This will be our third Christmas without Dad. It's been a decade or so since our last Christmas with Nanny and Ma. I have a lot of experience managing the holidays without certain loved ones. There is always a wistful longing that goes along with the happy festivities. I've become accustomed to this and try to stay focussed on the moment and on creating lasting memories for my children. Well I have been feeling like I have this emotional piece pretty much under control. Until just a few moments ago.

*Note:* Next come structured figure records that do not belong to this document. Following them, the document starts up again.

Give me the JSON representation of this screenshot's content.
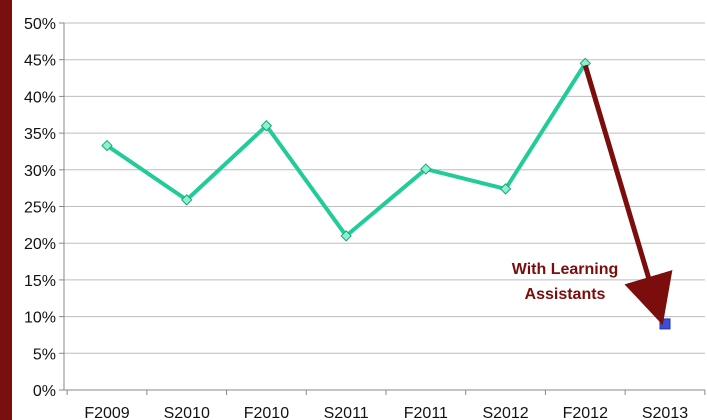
{
  "chart_data": {
    "type": "line",
    "categories": [
      "F2009",
      "S2010",
      "F2010",
      "S2011",
      "F2011",
      "S2012",
      "F2012",
      "S2013"
    ],
    "series": [
      {
        "values": [
          33.3,
          25.9,
          36.0,
          21.0,
          30.1,
          27.4,
          44.5,
          null
        ],
        "color": "#22cc99",
        "marker": "diamond"
      },
      {
        "values": [
          null,
          null,
          null,
          null,
          null,
          null,
          null,
          9.0
        ],
        "color": "#3a4fd6",
        "marker": "square"
      }
    ],
    "ylim": [
      0,
      50
    ],
    "yticks": [
      "0%",
      "5%",
      "10%",
      "15%",
      "20%",
      "25%",
      "30%",
      "35%",
      "40%",
      "45%",
      "50%"
    ],
    "grid": true,
    "annotation": {
      "lines": [
        "With Learning",
        "Assistants"
      ],
      "arrow_from_category": "F2012",
      "arrow_to_category": "S2013",
      "color": "#7b0d0d"
    }
  }
}
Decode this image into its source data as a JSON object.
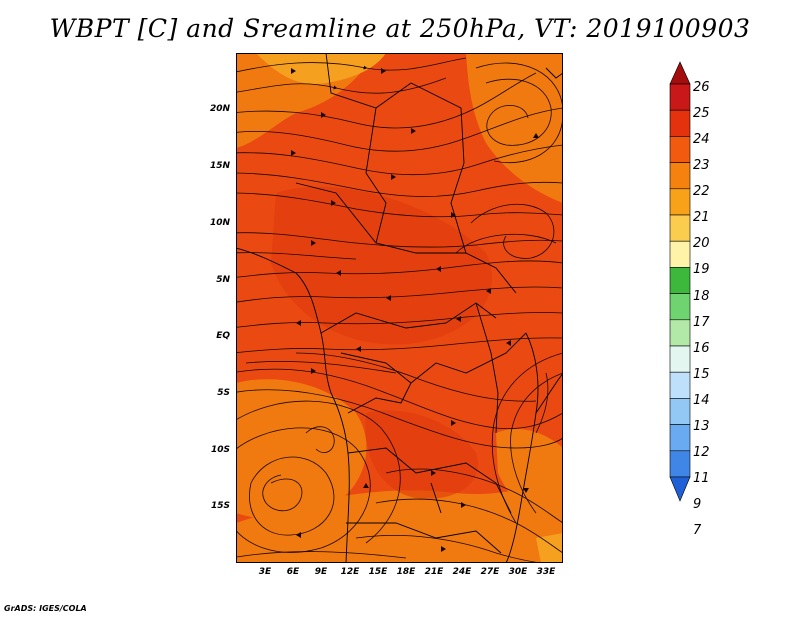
{
  "title": "WBPT [C] and Sreamline at 250hPa, VT: 2019100903",
  "credit": "GrADS: IGES/COLA",
  "map": {
    "lat_labels": [
      "20N",
      "15N",
      "10N",
      "5N",
      "EQ",
      "5S",
      "10S",
      "15S"
    ],
    "lon_labels": [
      "3E",
      "6E",
      "9E",
      "12E",
      "15E",
      "18E",
      "21E",
      "24E",
      "27E",
      "30E",
      "33E"
    ],
    "field_colors": {
      "dominant": "#ea4a12",
      "warm_core": "#e0380c",
      "cooler": "#f07a10",
      "coolest": "#f6a020"
    }
  },
  "colorbar": {
    "labels": [
      "26",
      "25",
      "24",
      "23",
      "22",
      "21",
      "20",
      "19",
      "18",
      "17",
      "16",
      "15",
      "14",
      "13",
      "12",
      "11",
      "9",
      "7"
    ],
    "colors": [
      "#a50d0d",
      "#c81818",
      "#e3320d",
      "#f25a10",
      "#f5820e",
      "#f8a21a",
      "#fbcd4e",
      "#fef3a8",
      "#3db83d",
      "#6fd46f",
      "#b2e8a8",
      "#e3f7f0",
      "#bfe0fa",
      "#94c8f4",
      "#6aaaf0",
      "#3f86e6",
      "#2060d6"
    ]
  }
}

I have not walked Flicka around the complete neighborhood loop for a while. Today it is relatively warm considering it is December 21st. It is a great day for a walk with a puppy. When I walk the complete loop of the neighborhood I always pass the home of my Mum and Dad's dear friends Polly and Al. Passing their home reminds me of many years ago when I would see them each weekend at my home. Friday or Saturday evenings were always enjoyed together. Truly they were a part of my extended family. As I approached their home I noticed a decoration hanging outside their door. A flood of memories came at me. You see the decoration.. a wooden santa image affixed to a three dimentional sled, was lovingly cut and assembled by Dad almost 18 years ago. The pieces were then painted by Mum and me. I had no idea that Polly and Al even had this piece never mind that they made it a part of their holidays. Needless to say the tears came as I walked home remembering.
Just when I thought I had everything under control I am humbled by this experience. I have such vivid memories of past Christmas celebrations. I miss those days even as I try to stay present and carry on....
1 comment:
Oh Barbara, I can imagine the memories that came flooding back. How sweet though that your parents friends still have that and clearly cherish it.